Thursday, October 4, 2012

Want to Restore the Economy? Arrest the Bankers.

Worked like a charm in Iceland
While bankers were being bailed out elsewhere, Iceland arrested theirs. Now Iceland’s economy is recovering faster than the EU and the United States.
Watch the video.  It's not too late to start cuffing the motherfuckers. And confiscating all their money.

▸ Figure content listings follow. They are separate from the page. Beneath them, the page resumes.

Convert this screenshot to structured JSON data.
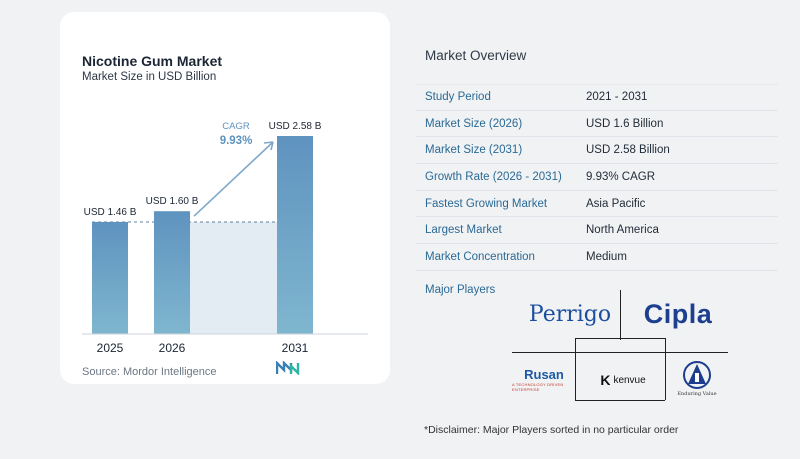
{
  "chart_data": {
    "type": "bar",
    "title": "Nicotine Gum Market",
    "subtitle": "Market Size in USD Billion",
    "categories": [
      "2025",
      "2026",
      "2031"
    ],
    "values": [
      1.46,
      1.6,
      2.58
    ],
    "data_labels": [
      "USD 1.46 B",
      "USD 1.60 B",
      "USD 2.58 B"
    ],
    "cagr_label": "CAGR",
    "cagr_value": "9.93%",
    "bar_color": "#5f93bf",
    "bar_color_bottom": "#7fb6cf",
    "shade_color": "#e4ecf3",
    "arrow_color": "#7fa9cc",
    "ylim": [
      0,
      2.58
    ],
    "grid": false
  },
  "source": "Source:  Mordor Intelligence",
  "overview": {
    "title": "Market Overview",
    "rows": [
      {
        "key": "Study Period",
        "value": "2021 - 2031"
      },
      {
        "key": "Market Size (2026)",
        "value": "USD 1.6 Billion"
      },
      {
        "key": "Market Size (2031)",
        "value": "USD 2.58 Billion"
      },
      {
        "key": "Growth Rate (2026 - 2031)",
        "value": "9.93% CAGR"
      },
      {
        "key": "Fastest Growing Market",
        "value": "Asia Pacific"
      },
      {
        "key": "Largest Market",
        "value": "North America"
      },
      {
        "key": "Market Concentration",
        "value": "Medium"
      }
    ]
  },
  "players": {
    "title": "Major Players",
    "perrigo": "Perrigo",
    "cipla": "Cipla",
    "rusan": "Rusan",
    "rusan_tag": "A TECHNOLOGY DRIVEN ENTERPRISE",
    "kenvue": "kenvue",
    "itc_tag": "Enduring Value"
  },
  "disclaimer": "*Disclaimer: Major Players sorted in no particular order"
}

But when you do the opposite - when you let bankers skate and hand them the keys to the treasury, then punish the workers who are the bankers' victims by slashing spending - aka austerity - you get Greece and Spain.
 
For the past two years, the Greek story has, as one recent paper on economic policy put it, been "interpreted as a parable of the risks of fiscal profligacy." Not a day goes by without some politician or pundit intoning, with the air of a man conveying great wisdom, that we must slash government spending right away or find ourselves turning into Greece, Greece I tell you.Just to take one recent example, when Mitch Daniels, the governor of Indiana, delivered the Republican reply to the State of the Union address, he insisted that "we're only a short distance behind Greece, Spain and other European countries now facing economic catastrophe."
By the way, apparently nobody told him that Spain had low government debt and a budget surplus on the eve of the crisis; it's in trouble thanks to private-sector, not public-sector, excess. But what Greek experience actually shows is that while running deficits in good times can get you in trouble -- which is indeed the story for Greece, although not for Spain -- trying to eliminate deficits once you're already in trouble is a recipe for depression.These days, austerity-induced depressions are visible all around Europe's periphery. Greece is the worst case, with unemployment soaring to 20 percent even as public services, including health care, collapse. But Ireland, which has done everything the austerity crowd wanted, is in terrible shape too, with unemployment near 15 percent and real GDP down by double digits. Portugal and Spain are in similarly dire straits.
So if their is a case to be made to America, it's this. Austerity sucks in times of recession. Don't believe me? Just look at the facts. And ask yourself this. Where is the proof that austerity has worked since the financial crisis hit? You can't find any except through empty words coming out of Germany or conservative hacks like Prime Minister Cameron.
Cameron indicated that Britain's programme of spending cuts, initially planned to take five years, could last until 2020."This is a period for all countries, not just in Europe, but I think you will see it in America too, where we have to deal with our deficits and we have to have sustainable debts. I can't see any time soon when ... the pressure will be off,"
When the Conservative/Liberal Democratic coalition took power in 2010, it introduced an austerity programme of increased spending cuts and tax increases that was intended to finish by 2015.The programme was extended to 2017 late last year, however, and is expected to save the government about 110 billion pounds in total.
His solution is an endless austerity which attacks the people he's supposed to be trying to help. And by the way, it's really not austerity itself that is extending Europe's problems, it's those that prescribe it as a remedy that are killing the economy.
Krugman finishes with this:
So it is time to stop invoking Greece as a cautionary tale about the dangers of deficits; from an American point of view, Greece should instead be seen as a cautionary tale about the dangers of trying to reduce deficits too quickly, while the economy is still deeply depressed. (And yes, despite some better news lately, our economy is still deeply depressed.)

The truth is that if you want to know who is really trying to turn the United States into Greece, it's not those urging more stimulus for our still-depressed economy; it's the people demanding that we emulate Greek-style austerity even though we don't face Greek-style borrowing constraints, and thereby plunge ourselves into a Greek-style depression.
Krugman's too professional to say it, so I will: every analpundit, politician and conservative economist who's flogging austerity, deficit reduction and "entitlement reform" has been proven dead wrong about the economy over and over again. Whereas Krugman has been dead-on right every time since sounding the alarm about the repeal of Glass-Steagall 13 years ago.

They didn't give him the Nobel Prize for nothing.